Exercise. "When a woman has a negative self-image, she tends to disconnect from how her body feels,” says Joy Davidson, PhD. She recommends doing something that makes you feel good in your own skin, from exercising to a massage.

Check your hormones. If your sex life continues to be a problem, either his or your hormones might be the issue. “If you change your levels of those hormones, you can often increase desire,” says Saltz. Exercise is probably the first way to try and adjust these levels. Medication is also an option.

Guide him. Jennifer Benjamin is a writer for Cosmopolitan with her own twist on the masturbation tip. “Be sure to work in any other go-to moves that help push you over the edge. For extra credit, let him put his hand over yours.”
Deny yourself. It might sound counterintuitive but sometimes the best thing to jump-start your sex life is a lack of sex. "When you're the one doing the touching, concentrate on communicating love and sensuality to your partner," says Berman. "When you're on the receiving end, let yourself feel the sensations of each and every stroke.
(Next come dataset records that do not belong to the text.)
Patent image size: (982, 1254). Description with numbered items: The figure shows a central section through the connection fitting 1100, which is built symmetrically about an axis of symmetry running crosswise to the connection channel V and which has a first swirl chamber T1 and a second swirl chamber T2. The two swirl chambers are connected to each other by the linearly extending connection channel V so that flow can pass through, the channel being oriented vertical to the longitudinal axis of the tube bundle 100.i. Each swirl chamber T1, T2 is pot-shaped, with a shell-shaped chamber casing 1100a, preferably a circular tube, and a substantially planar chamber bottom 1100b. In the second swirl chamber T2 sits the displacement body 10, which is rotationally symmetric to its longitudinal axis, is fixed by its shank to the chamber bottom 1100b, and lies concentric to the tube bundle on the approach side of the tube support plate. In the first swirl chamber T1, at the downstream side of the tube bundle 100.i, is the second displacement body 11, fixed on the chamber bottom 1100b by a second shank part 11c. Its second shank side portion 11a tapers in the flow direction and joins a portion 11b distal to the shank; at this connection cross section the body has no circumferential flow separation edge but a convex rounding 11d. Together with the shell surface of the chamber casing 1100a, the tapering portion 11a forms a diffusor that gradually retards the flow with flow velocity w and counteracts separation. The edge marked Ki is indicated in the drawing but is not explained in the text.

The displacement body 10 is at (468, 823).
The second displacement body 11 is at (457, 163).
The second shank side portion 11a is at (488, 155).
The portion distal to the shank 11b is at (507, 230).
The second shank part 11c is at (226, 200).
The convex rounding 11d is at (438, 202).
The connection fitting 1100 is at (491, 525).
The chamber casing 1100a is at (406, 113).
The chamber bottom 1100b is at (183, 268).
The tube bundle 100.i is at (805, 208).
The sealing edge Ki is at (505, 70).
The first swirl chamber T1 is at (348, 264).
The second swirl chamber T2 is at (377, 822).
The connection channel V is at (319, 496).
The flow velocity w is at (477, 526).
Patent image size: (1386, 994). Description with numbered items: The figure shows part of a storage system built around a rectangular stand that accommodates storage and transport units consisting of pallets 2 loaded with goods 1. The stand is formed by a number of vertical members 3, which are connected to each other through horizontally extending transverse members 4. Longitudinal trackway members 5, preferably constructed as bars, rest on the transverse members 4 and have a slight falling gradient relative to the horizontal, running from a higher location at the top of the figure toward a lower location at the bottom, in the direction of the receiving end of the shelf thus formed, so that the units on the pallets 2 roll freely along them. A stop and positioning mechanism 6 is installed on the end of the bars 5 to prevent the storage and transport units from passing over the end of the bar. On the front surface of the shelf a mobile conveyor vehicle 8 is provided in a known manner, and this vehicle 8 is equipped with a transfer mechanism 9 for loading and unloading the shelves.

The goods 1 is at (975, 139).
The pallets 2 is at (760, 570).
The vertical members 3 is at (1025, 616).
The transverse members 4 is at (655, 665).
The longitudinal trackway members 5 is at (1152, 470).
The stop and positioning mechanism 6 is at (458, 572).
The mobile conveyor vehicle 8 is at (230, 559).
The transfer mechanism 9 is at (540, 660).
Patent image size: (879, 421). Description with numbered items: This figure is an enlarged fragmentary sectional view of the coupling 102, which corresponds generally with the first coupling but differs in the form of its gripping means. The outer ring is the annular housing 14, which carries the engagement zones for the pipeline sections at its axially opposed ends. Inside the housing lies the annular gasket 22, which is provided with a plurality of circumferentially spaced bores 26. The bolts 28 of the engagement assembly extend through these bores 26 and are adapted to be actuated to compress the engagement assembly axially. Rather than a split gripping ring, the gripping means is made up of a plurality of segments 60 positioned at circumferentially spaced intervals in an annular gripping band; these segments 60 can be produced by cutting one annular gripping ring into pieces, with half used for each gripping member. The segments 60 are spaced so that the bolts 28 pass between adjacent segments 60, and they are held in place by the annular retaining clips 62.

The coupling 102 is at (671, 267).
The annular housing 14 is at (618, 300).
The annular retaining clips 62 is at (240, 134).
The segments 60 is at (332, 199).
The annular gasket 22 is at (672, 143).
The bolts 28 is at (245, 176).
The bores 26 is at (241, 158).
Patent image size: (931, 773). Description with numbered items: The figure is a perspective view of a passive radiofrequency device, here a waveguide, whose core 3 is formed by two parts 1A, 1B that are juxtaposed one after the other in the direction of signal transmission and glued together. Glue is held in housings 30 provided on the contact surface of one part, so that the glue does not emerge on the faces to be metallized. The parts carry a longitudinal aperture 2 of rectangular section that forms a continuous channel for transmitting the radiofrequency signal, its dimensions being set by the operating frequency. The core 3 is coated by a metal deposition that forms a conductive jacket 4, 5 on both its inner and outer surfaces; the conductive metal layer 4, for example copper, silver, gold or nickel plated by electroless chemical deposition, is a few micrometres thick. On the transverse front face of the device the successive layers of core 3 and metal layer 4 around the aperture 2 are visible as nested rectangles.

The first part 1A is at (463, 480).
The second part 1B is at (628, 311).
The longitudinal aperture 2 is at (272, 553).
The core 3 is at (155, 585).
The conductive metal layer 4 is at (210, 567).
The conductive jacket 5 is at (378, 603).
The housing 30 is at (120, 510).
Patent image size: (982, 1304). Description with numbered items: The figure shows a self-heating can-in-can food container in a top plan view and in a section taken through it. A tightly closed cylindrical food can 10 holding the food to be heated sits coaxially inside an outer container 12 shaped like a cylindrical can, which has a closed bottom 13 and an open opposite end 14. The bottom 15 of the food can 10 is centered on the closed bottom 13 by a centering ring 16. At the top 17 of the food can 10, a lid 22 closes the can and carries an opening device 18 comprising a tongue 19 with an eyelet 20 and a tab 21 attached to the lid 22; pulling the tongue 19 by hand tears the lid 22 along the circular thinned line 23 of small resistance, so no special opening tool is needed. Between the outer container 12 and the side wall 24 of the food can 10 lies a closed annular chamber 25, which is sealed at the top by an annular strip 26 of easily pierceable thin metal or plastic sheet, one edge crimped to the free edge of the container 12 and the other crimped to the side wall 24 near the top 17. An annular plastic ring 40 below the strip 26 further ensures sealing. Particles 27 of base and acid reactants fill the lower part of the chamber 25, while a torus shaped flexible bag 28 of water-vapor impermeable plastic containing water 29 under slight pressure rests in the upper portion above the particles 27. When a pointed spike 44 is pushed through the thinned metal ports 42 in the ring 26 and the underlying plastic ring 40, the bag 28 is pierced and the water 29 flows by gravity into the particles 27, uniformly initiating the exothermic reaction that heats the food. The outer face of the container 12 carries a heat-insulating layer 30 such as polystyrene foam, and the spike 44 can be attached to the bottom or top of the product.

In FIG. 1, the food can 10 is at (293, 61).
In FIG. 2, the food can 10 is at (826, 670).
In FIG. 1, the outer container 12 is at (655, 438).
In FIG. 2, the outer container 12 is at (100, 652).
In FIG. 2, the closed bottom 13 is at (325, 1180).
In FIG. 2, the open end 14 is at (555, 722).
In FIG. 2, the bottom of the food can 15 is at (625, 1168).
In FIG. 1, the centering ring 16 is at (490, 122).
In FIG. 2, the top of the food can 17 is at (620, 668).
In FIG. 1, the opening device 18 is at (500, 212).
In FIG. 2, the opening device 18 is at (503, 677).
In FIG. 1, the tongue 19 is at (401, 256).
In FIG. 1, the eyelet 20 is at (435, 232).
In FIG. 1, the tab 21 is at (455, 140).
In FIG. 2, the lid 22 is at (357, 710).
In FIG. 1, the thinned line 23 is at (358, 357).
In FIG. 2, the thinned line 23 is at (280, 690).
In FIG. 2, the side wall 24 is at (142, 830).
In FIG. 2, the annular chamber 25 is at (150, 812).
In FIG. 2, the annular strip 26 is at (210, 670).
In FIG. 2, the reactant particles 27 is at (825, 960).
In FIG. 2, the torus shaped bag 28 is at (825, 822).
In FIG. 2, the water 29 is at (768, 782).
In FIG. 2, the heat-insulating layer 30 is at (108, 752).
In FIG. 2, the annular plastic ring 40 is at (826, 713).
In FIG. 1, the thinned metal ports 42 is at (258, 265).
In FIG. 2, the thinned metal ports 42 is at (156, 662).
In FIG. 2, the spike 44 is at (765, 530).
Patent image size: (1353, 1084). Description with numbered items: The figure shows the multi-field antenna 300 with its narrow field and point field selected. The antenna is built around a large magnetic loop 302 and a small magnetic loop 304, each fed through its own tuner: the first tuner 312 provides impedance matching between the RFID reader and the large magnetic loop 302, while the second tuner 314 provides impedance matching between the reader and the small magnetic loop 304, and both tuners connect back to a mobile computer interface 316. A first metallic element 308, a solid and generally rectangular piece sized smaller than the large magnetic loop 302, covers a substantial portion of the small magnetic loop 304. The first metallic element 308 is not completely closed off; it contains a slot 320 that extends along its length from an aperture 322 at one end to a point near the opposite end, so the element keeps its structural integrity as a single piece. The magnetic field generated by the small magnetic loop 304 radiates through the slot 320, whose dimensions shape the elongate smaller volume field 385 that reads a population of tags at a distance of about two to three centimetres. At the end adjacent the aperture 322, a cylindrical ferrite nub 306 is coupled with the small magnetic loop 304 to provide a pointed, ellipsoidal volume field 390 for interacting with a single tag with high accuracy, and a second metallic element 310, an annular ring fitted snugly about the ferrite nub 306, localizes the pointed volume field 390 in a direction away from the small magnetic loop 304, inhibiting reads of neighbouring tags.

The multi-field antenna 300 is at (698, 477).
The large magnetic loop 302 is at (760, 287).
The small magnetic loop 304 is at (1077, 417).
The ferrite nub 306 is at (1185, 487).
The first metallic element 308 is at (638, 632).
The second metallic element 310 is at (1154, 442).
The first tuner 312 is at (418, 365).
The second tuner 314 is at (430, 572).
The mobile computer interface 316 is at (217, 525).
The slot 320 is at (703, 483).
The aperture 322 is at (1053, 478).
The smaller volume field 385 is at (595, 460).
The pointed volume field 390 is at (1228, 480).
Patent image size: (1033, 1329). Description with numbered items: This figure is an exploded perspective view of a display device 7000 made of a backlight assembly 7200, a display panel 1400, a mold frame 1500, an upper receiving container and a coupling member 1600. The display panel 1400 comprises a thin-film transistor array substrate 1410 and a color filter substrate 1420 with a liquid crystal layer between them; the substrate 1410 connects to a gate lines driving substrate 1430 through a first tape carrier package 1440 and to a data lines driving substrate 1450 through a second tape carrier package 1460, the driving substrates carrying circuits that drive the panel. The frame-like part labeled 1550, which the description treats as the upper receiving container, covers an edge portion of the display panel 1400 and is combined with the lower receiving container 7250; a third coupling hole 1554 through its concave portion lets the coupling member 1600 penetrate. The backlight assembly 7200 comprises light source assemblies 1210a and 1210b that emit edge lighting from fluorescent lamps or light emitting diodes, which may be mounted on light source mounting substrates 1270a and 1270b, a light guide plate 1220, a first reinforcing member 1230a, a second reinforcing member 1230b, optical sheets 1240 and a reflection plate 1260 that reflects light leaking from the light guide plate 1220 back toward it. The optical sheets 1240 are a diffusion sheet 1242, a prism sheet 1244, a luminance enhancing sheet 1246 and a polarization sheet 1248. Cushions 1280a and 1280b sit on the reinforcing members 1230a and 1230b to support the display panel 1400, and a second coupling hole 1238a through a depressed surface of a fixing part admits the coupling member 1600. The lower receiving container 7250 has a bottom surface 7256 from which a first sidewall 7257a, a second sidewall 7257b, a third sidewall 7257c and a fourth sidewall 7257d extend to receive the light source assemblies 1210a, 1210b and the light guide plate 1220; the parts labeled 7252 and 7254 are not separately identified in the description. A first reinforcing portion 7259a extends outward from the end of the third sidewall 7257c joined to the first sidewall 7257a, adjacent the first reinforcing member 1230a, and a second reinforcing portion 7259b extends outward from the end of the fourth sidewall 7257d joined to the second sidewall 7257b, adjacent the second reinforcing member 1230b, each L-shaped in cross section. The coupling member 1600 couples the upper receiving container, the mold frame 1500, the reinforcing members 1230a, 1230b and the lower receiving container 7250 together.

This will help you reconnect with each other on a whole new level.”

Admire yourself. According to Laura Berman, PhD and author of "The Passion Perception" it’s the way women look at themselves that can be a problem. "They don't see themselves as strong and sexy. Typically, when a woman looks at herself, her eyes go straight to her problem areas. She carries that feeling into the bedroom, and when her partner's kissing her thighs, she's busy thinking, 'God, I'm so fat!’ "

Experiment. If there’s something you want to do in the bedroom but have always been self-conscious, just do it. You need to make that effort if you want anything to change. Experiencing something new and exhilarating together helps replicate that feeling you had in the beginning of your relationship when you couldn't get enough of each other,” says Berman.
Encourage him to try new things. Sex can’t be like your coffee order. It needs to change up. Relationship expert Wendy Walsh, PhD, author of "The 30-Day Love Detox" says “People learn to play each other’s instruments, and then they go to the same two spots. But you become accustomed to that and you can become numb emotionally and physically. Then things just don’t work as well as they did before.”
Too small. Benjamin also has some tips for women whose sex life is faltering because of their man’s size. These tips are purely a matter of execution. "If his equipment lacks length, lie on your back in missionary, and bring one or both of your legs up toward your chest to allow for deeper penetration. Too skinny? Lie on your back or stomach with your legs together — his legs will be outside yours — to create a tighter fit. Too big? Get on top so that you control the depth of penetration.”